Après Jackie Kennedy et Andromaque, l’Espace Go continue ses portraits de femmes en explorant la figure de Médée à travers un texte de l’auteure allemande Dea Loher, Manhattan Medea. Il s’agit d’une version contemporaine du mythe, qui reprend les grandes lignes de la tragédie, mais avec des enjeux différents. Nous sommes ici à New York, Médée (Geneviève Alarie) et Jason (Alexandre Goyette) sont des "sans-papiers"; le roi Créon, devenu Sweatshop-Boss (Germain Houde), exploite un atelier clandestin; un portier (Paul Ahmarani) joue le rôle de coryphée; et l’oracle est un travesti extravagant (Didier Lucien).
"Ce texte a un côté rugueux que la tragédie classique n’a pas, explique la metteure en scène Denise Guilbault. Jason et Médée sont venus aux États-Unis pour se faire une nouvelle vie, mais ils vivent dans la pauvreté. Prostitution, arnaques et drogue font leur quotidien. Je dis aux acteurs que Médée est habituée à frôler les murs, comme un chien pelé. Ils vivent dans la peur d’être pris, c’est la loi de la jungle. C’est facile d’avoir de grandes valeurs quand on a un toit, de quoi manger et un statut. Eux arrivent avec rien et ils n’ont pas de papiers, donc ils ne valent rien. Ça donne lieu à une vie misérable."

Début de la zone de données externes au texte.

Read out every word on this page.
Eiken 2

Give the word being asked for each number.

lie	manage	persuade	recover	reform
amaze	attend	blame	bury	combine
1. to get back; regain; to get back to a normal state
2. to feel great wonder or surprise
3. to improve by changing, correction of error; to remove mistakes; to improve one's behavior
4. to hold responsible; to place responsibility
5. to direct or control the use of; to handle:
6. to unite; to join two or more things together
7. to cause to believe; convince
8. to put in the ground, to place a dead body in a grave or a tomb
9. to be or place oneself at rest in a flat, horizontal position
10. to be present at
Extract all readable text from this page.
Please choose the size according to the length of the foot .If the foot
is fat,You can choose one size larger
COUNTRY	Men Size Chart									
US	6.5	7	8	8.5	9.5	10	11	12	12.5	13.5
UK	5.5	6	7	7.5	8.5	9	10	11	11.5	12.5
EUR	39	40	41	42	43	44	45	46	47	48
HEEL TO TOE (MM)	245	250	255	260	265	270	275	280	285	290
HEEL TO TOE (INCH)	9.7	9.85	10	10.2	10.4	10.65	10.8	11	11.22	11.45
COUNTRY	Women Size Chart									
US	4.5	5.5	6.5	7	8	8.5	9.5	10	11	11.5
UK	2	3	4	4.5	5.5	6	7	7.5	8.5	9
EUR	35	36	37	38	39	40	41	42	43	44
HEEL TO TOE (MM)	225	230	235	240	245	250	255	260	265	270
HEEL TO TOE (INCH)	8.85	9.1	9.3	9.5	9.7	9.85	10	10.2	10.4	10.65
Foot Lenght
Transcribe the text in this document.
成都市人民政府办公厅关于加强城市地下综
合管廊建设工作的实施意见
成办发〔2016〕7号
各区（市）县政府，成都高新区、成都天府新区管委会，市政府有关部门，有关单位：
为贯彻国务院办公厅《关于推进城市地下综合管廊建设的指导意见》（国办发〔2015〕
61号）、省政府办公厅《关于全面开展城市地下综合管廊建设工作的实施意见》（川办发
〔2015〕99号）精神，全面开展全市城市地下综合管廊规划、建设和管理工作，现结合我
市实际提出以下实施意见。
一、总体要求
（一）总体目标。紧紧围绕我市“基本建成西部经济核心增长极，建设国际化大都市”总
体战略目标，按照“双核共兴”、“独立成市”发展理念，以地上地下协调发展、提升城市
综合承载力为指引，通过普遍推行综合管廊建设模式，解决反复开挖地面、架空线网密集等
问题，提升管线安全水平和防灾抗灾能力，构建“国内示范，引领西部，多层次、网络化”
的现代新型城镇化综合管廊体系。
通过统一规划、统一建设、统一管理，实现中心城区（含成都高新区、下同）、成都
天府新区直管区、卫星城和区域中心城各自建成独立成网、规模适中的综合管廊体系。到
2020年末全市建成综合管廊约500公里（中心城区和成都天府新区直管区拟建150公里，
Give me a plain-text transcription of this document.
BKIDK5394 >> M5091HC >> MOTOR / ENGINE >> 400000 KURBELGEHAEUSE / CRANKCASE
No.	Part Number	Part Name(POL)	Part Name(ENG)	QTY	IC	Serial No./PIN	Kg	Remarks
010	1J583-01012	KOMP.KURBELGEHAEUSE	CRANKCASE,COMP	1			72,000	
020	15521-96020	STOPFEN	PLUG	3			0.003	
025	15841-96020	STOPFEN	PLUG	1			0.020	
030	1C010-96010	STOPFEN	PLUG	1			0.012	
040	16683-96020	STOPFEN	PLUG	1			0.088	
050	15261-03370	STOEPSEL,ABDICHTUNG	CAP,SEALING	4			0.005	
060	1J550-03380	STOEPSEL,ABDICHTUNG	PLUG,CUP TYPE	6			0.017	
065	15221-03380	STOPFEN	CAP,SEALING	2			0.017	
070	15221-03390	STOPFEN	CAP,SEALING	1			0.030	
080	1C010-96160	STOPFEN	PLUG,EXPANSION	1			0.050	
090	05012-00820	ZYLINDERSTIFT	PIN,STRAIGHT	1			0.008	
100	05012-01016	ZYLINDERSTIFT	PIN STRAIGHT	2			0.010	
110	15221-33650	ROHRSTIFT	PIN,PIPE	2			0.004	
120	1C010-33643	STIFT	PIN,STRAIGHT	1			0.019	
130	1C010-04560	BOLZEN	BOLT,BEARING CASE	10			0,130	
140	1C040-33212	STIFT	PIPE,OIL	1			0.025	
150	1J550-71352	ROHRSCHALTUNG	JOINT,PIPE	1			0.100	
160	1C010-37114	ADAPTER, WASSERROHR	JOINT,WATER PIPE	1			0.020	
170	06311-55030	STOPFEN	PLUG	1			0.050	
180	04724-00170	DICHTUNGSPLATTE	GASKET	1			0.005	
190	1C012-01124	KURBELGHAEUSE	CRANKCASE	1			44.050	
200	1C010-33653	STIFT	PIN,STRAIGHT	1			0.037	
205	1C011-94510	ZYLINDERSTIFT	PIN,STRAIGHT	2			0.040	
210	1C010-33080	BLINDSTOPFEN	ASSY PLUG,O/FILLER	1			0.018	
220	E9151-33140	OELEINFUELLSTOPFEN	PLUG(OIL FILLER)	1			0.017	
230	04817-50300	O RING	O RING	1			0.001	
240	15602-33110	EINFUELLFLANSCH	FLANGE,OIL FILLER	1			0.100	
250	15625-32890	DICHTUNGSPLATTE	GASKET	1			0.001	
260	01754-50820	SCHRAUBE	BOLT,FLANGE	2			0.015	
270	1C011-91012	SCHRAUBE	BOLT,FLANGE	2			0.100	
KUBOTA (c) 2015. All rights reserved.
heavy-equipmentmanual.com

Si la situation est urbaine et contemporaine, la langue de Loher est loin d’être familière. "Son écriture est essentiellement poétique, précise Guilbault, et sa construction est inhabituelle. En fait, elle suit l’articulation de la pensée, qui procède par à-coups et évolue à mesure qu’elle se met en place. Cela évite au texte de tomber dans le quotidien, ce qui aurait réduit sa charge. Se faire un chemin dans cette langue a été un travail fascinant pour les acteurs et pour moi. Nous voulions trouver le souffle de la tragédie sans tomber dans les cris, les sons allongés… Mordre, comme un pitbull dans un os."
Contrairement à la Médée d’Euripide, dotée de pouvoirs magiques et protégée des dieux, celle de Loher est complètement démunie. "Sa vie bascule quand l’homme pour qui elle a tout quitté lui dit qu’il ne l’a jamais aimée. Sa détresse est totale, elle n’a aucune ressource, et être seule à Manhattan, c’est être très seule. Comme tout le monde, je suis fascinée par les grandes figures, mais les tragédies des petites gens me coupent le souffle. Après ses crimes, elle le dit elle-même: "À partir de maintenant, je deviens une mort vivante." C’est la condition humaine dans toute sa grandeur et sa misère."